And he talks

I sit,
Bottle by my side,
And I drift,
Through pasts,
And remember my anarchy,
Things done unto other,
I would not will onto myself,
Things I dare not utter ‘til the setting of the sun, Stars arrival bring steel to my constitution,
And here, alone and cold,
My just deserts?
Maybe,
Maybe not,
But his face does call from the bottom of every glass, And every bottle,
And he talks,
I listen,
He tells me as it is,
His one sided narrative on me,
My good, my bad, my hellish nature,
As Mr Hyde is bought on by one sip of amber lifeblood, I cringe at his accusations,
I act on his every command,
With no will of mine left to give in my defence, Can you hear him?

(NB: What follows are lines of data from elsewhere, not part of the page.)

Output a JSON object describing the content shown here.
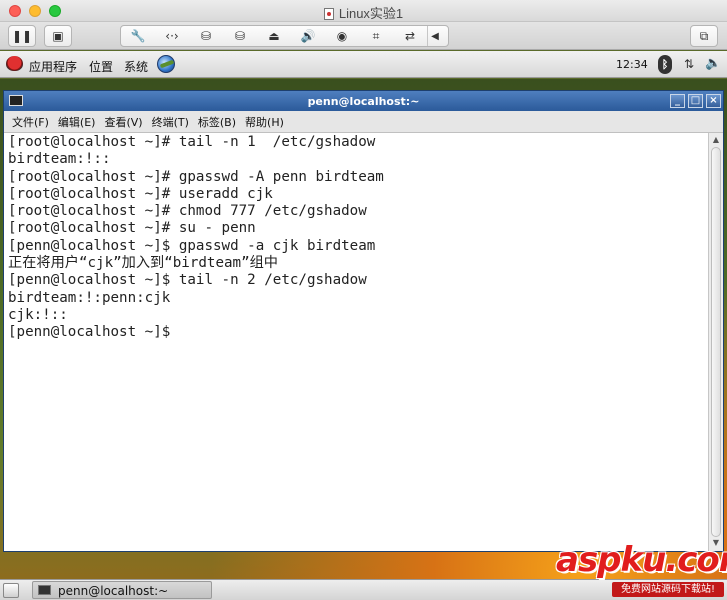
{
  "mac_window": {
    "title": "Linux实验1",
    "toolbar_icons": [
      "pause-icon",
      "snapshot-icon",
      "wrench-icon",
      "network-arrows-icon",
      "hdd-icon",
      "hdd-icon",
      "cdrom-icon",
      "sound-icon",
      "camera-icon",
      "usb-icon",
      "share-icon",
      "collapse-arrow-icon",
      "fullscreen-icon"
    ]
  },
  "gnome_panel": {
    "menus": [
      "应用程序",
      "位置",
      "系统"
    ],
    "clock": "12:34"
  },
  "terminal": {
    "title": "penn@localhost:~",
    "menu": [
      "文件(F)",
      "编辑(E)",
      "查看(V)",
      "终端(T)",
      "标签(B)",
      "帮助(H)"
    ],
    "lines": [
      "[root@localhost ~]# tail -n 1  /etc/gshadow",
      "birdteam:!::",
      "[root@localhost ~]# gpasswd -A penn birdteam",
      "[root@localhost ~]# useradd cjk",
      "[root@localhost ~]# chmod 777 /etc/gshadow",
      "[root@localhost ~]# su - penn",
      "[penn@localhost ~]$ gpasswd -a cjk birdteam",
      "正在将用户“cjk”加入到“birdteam”组中",
      "[penn@localhost ~]$ tail -n 2 /etc/gshadow",
      "birdteam:!:penn:cjk",
      "cjk:!::",
      "[penn@localhost ~]$ "
    ]
  },
  "taskbar": {
    "task_label": "penn@localhost:~"
  },
  "watermark": {
    "logo": "aspku.com",
    "subtitle": "免费网站源码下载站!"
  }
}
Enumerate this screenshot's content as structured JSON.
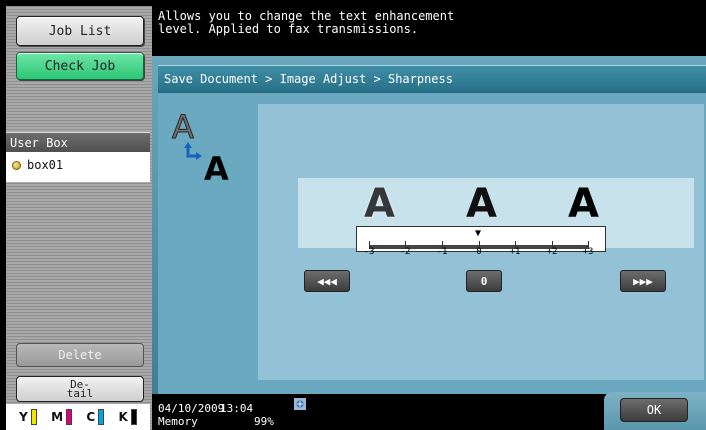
{
  "sidebar": {
    "job_list": "Job List",
    "check_job": "Check Job",
    "user_box_header": "User Box",
    "box_item": "box01",
    "delete": "Delete",
    "detail": "De-\ntail",
    "toner": [
      {
        "letter": "Y",
        "color": "#f2e600"
      },
      {
        "letter": "M",
        "color": "#e0007a"
      },
      {
        "letter": "C",
        "color": "#00a7e1"
      },
      {
        "letter": "K",
        "color": "#000000"
      }
    ]
  },
  "message": "Allows you to change the text enhancement\nlevel. Applied to fax transmissions.",
  "breadcrumb": "Save Document > Image Adjust > Sharpness",
  "sharpness": {
    "letter": "A",
    "scale_labels": [
      "-3",
      "-2",
      "-1",
      "0",
      "+1",
      "+2",
      "+3"
    ],
    "current_value": 0,
    "decrease_label": "◀◀◀",
    "reset_label": "0",
    "increase_label": "▶▶▶"
  },
  "status": {
    "date": "04/10/2009",
    "time": "13:04",
    "memory_label": "Memory",
    "memory_percent": "99%"
  },
  "ok_label": "OK",
  "colors": {
    "check_job": "#2cc678",
    "panel": "#6aa9bf",
    "breadcrumb": "#266f86"
  }
}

I scream above the lifeless chatter,
But no one hears,
But as the Beatles say, Half of what I say is meaningless,
I call for help, echoed around these empty walls, Sitting, rocking, fetal in the corner of a darkened room, Will I soon succumb forever?
To swim within him,
To be him,
Am I already, just the good breaking out?
But which of us is Dr Jeckle,
Is it me who leads him astray?
Are we just a combination never to be mixed?

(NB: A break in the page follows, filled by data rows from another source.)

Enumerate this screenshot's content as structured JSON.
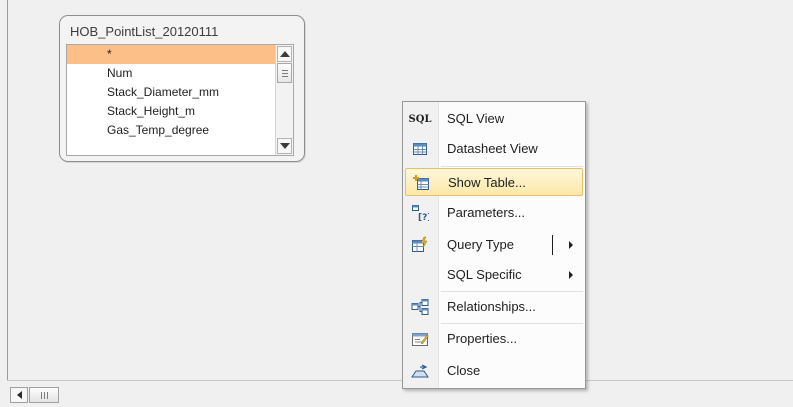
{
  "table_window": {
    "title": "HOB_PointList_20120111",
    "fields": [
      {
        "label": "*",
        "selected": true
      },
      {
        "label": "Num"
      },
      {
        "label": "Stack_Diameter_mm"
      },
      {
        "label": "Stack_Height_m"
      },
      {
        "label": "Gas_Temp_degree"
      }
    ]
  },
  "context_menu": {
    "items": [
      {
        "id": "sql-view",
        "label": "SQL View",
        "icon": "sql-icon",
        "icon_text": "SQL"
      },
      {
        "id": "datasheet-view",
        "label": "Datasheet View",
        "icon": "datasheet-icon"
      },
      {
        "id": "show-table",
        "label": "Show Table...",
        "icon": "show-table-icon",
        "highlighted": true
      },
      {
        "id": "parameters",
        "label": "Parameters...",
        "icon": "parameters-icon"
      },
      {
        "id": "query-type",
        "label": "Query Type",
        "icon": "query-type-icon",
        "submenu": true
      },
      {
        "id": "sql-specific",
        "label": "SQL Specific",
        "submenu": true
      },
      {
        "id": "relationships",
        "label": "Relationships...",
        "icon": "relationships-icon"
      },
      {
        "id": "properties",
        "label": "Properties...",
        "icon": "properties-icon"
      },
      {
        "id": "close",
        "label": "Close",
        "icon": "close-icon"
      }
    ]
  },
  "colors": {
    "selected_field": "#fbbf87",
    "menu_highlight": "#fce8a8",
    "menu_highlight_border": "#e5c365"
  }
}
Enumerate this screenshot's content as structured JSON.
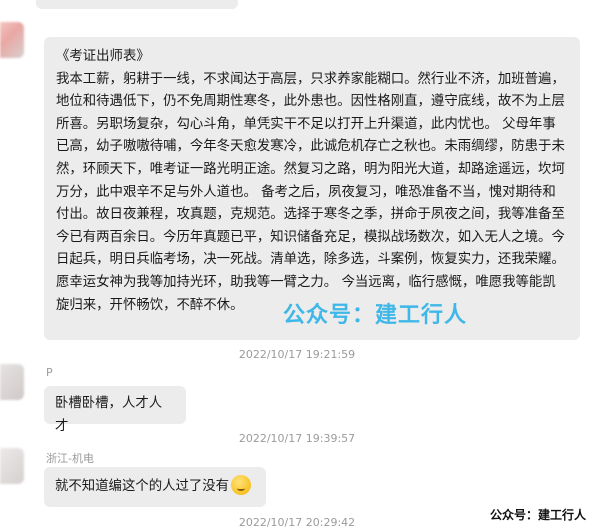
{
  "messages": [
    {
      "sender": "",
      "text": "《考证出师表》\n我本工薪，躬耕于一线，不求闻达于高层，只求养家能糊口。然行业不济，加班普遍，地位和待遇低下，仍不免周期性寒冬，此外患也。因性格刚直，遵守底线，故不为上层所喜。另职场复杂，勾心斗角，单凭实干不足以打开上升渠道，此内忧也。 父母年事已高，幼子嗷嗷待哺，今年冬天愈发寒冷，此诚危机存亡之秋也。未雨绸缪，防患于未然，环顾天下，唯考证一路光明正途。然复习之路，明为阳光大道，却路途遥远，坎坷万分，此中艰辛不足与外人道也。 备考之后，夙夜复习，唯恐准备不当，愧对期待和付出。故日夜兼程，攻真题，克规范。选择于寒冬之季，拼命于夙夜之间，我等准备至今已有两百余日。今历年真题已平，知识储备充足，模拟战场数次，如入无人之境。今日起兵，明日兵临考场，决一死战。清单选，除多选，斗案例，恢复实力，还我荣耀。 愿幸运女神为我等加持光环，助我等一臂之力。 今当远离，临行感慨，唯愿我等能凯旋归来，开怀畅饮，不醉不休。",
      "timestamp": "2022/10/17 19:21:59"
    },
    {
      "sender": "P",
      "text": "卧槽卧槽，人才人才",
      "timestamp": "2022/10/17 19:39:57"
    },
    {
      "sender": "浙江-机电",
      "text": "就不知道编这个的人过了没有",
      "emoji": "wry-smile-emoji",
      "timestamp": "2022/10/17 20:29:42"
    }
  ],
  "watermark": {
    "middle": "公众号：建工行人",
    "corner": "公众号：建工行人"
  },
  "colors": {
    "bubble": "#ececec",
    "timestamp": "#9b9b9b",
    "watermark": "#3fb7e8"
  }
}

And whom is imagining who, Am I just a figment of his imagination, Innocents only dreamed of,
Have I only pain to offer,
Is our negative the positive?
And visa versa,
Is my world just the one of dreams and dust?
His the real deal, horrid and with out feeling and emotion, Am I Hyde dreaming to be Jeckle?
Mortality spent on the last dance with Mr Bourbon,
A wooden box sponsored by Mr Benson and Mr Hedges, Stained in nicotine yellow, With bloodshot veins,
Made from a special Jamaican herbal wood,
A corpse preserved by my lifestyle,
No E numbers needed,
Hammer ready,
Nails hit,
And I’m gone,
But no one sees,
Or knows,
No care, or tears,
As Bob Marley resounds to emptiness,
The crash of dirt on wood,
And the world breathes a sigh of relief,
That I’m gone.

In this I try to portray an essence of what life is like when lived looking through rose tinted beer goggles. You wonder how long you can keep smoking, bringing up 3 C’s of the fruit machine of life. Every day felt as though it were happening to someone else, as though viewing it on a wrinkle screen.

I may miss each and everyone of my favourite tipples, G&T, Red Wine, Beer, Whisky or tequila. I dont, however, miss the feeling of being not quite present in life, it was like viewing life through the glass of a box filled with water as you try desperately to escape.